ECB to cut key rate as Greece readies euro exit

Analysts see Portugal, Ireland needing help

Last updated:
2 MIN READ

Frankfurt: The European Central Bank will step up measures to tackle Europe's debt crisis in the third quarter, before a probable Greek exit from the euro area next year, Citigroup Inc. said.

"We assume that Greece will leave the European Monetary Union in early 2013," economists led by London-based Willem Buiter wrote in an investor report. "We expect governments and the ECB, with extra longer-term refinancing operations and a rate cut to 0.5 per cent in the third quarter, to put in place measures to contain the contagion."

Portugal and Ireland will require further international bailouts, the economists wrote. A programme for Spain and financial-market support for Spanish and Italian government bonds, will also be needed, they wrote.

Germany's 10-year bund yield will drop to a record 1.25 per cent in the fourth quarter, according to forecasts provided in the report. Spain's 10-year yield difference over bunds, Europe's benchmark government debt securities, will widen to 600 basis points, or 6 percentage points, in the third quarter. Italy's yield spread will reach 600 basis points by the end of the year, the forecasts show.

Record low

Germany's 10-year bond yield fell to a record-low 1.351 per cent yesterday. The yield difference between Spanish and German 10-year bonds widened seven basis points to 489 basis points.

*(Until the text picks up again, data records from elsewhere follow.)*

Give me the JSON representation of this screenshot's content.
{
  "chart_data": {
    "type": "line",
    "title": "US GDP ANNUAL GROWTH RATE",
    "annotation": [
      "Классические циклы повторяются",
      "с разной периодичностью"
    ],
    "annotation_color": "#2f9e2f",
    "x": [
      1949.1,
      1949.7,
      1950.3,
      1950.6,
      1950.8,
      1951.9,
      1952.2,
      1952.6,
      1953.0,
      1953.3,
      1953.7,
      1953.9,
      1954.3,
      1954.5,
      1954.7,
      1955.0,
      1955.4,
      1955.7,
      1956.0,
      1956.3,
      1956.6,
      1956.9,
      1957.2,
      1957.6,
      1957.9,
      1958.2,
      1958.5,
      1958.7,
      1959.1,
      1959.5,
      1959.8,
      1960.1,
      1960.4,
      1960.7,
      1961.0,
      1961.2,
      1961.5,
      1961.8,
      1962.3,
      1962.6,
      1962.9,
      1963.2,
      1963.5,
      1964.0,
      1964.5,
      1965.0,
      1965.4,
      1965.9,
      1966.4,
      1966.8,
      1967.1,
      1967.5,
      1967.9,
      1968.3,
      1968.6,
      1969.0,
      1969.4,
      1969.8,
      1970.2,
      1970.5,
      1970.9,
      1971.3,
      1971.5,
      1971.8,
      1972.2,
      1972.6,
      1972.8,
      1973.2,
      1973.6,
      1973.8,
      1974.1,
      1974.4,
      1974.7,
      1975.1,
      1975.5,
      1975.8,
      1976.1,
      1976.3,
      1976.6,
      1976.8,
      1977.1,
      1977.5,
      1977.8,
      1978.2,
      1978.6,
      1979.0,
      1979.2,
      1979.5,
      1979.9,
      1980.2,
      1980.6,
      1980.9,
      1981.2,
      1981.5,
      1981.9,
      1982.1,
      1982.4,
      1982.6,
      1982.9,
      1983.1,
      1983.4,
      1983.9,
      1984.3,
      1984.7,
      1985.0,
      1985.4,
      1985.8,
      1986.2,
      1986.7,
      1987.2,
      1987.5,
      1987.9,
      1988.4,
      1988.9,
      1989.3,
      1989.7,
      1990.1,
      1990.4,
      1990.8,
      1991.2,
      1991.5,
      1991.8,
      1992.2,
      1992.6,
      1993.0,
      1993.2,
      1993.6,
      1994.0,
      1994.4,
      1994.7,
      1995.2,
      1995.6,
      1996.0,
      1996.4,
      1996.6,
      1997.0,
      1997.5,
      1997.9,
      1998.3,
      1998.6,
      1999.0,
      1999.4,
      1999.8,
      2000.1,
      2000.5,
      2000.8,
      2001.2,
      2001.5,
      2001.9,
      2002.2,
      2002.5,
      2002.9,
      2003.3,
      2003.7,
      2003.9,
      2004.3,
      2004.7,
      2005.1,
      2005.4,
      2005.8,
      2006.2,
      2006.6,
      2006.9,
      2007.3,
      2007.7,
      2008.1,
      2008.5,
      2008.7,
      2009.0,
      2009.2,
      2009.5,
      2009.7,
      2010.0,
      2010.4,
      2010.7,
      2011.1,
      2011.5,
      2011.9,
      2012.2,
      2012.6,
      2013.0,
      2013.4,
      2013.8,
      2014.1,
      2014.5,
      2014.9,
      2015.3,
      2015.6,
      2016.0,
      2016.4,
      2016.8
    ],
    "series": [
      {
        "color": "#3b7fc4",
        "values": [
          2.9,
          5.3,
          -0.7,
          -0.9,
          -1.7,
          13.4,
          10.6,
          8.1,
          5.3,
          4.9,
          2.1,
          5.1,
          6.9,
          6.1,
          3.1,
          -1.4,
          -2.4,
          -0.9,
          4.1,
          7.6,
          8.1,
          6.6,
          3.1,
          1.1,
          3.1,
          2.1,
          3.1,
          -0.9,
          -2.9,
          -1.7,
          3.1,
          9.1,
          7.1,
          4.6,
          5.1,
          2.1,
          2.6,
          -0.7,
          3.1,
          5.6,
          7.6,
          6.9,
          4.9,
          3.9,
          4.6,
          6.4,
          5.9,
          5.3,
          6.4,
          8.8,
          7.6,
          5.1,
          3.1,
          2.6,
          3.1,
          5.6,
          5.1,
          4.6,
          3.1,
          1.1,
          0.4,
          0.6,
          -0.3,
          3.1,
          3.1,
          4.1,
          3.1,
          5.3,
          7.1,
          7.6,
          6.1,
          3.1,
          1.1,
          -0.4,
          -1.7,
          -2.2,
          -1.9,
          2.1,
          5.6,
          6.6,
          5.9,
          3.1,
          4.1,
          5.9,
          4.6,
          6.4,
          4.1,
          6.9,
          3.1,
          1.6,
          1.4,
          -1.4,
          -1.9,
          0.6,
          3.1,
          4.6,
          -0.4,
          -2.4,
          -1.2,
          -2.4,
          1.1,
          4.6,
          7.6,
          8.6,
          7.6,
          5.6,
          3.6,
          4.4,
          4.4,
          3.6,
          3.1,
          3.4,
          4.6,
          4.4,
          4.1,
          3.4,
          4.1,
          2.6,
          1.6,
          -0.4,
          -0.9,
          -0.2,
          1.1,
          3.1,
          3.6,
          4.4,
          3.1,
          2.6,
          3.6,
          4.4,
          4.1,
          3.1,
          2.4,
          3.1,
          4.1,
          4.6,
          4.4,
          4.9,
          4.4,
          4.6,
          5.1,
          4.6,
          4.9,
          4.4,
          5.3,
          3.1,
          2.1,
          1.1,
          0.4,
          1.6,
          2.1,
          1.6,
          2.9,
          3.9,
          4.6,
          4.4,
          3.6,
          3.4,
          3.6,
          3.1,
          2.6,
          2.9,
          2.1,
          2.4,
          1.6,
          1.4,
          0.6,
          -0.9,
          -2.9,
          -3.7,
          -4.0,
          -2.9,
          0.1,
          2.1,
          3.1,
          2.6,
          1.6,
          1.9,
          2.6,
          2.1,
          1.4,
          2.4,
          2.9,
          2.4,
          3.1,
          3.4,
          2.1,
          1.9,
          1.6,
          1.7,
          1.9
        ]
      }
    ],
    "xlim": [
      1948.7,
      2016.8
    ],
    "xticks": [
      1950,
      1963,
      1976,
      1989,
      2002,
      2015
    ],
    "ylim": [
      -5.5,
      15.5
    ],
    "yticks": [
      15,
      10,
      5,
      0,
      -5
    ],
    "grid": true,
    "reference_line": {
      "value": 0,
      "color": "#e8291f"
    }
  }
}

Italy's spread over bunds widened three basis points to 432 basis points.

"We are revising down our forecasts for German bund yields and these now reflect an expectation that two-year and three- year yields will turn negative," Mark Schofield, head of interest-rate strategy in London, wrote in the note.

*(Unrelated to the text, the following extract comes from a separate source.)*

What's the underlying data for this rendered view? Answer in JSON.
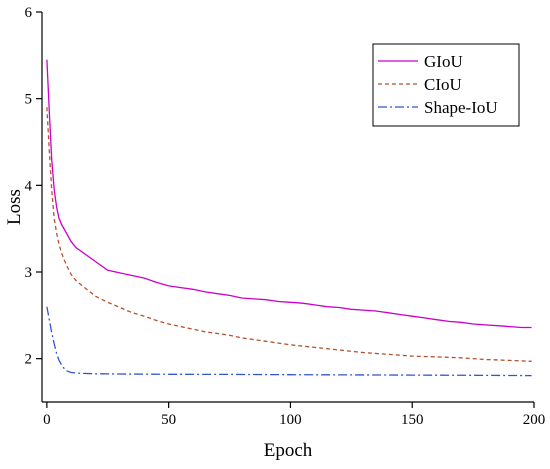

The bund yield will average 1.25 per cent in the fourth quarter and in the first quarter of 2013, Citigroup forecast.

The rate on the German securities will be 2.21 per cent in the fourth quarter and rise to 2.35 per cent in the first quarter, according to a weighted average of analyst estimates compiled by Bloomberg.

So-called stability bonds for the euro region or more intervention by the European Central Bank won't be a permanent solution to restore the trust of financial markets, Estonian Finance Minister Juergen Ligi said yesterday at a conference in Sopot, Poland, according to an e-mailed transcript from the finance ministry today. Countries need to address their budget deficits and excessive debts to rebuild trust, Ligi said.

Spanish Prime Minister Mariano Rajoy yesterday called on the European Central Bank to act to bring down rising borrowing costs after Spanish bond yields approached the levels that pushed Greece, Ireland and Portugal into bailouts. "If public debt isn't sustainable, we have a problem," he said after a meeting of European Union leaders in Brussels. "I insist it is up to the ECB to take this decision that it has already taken in the past."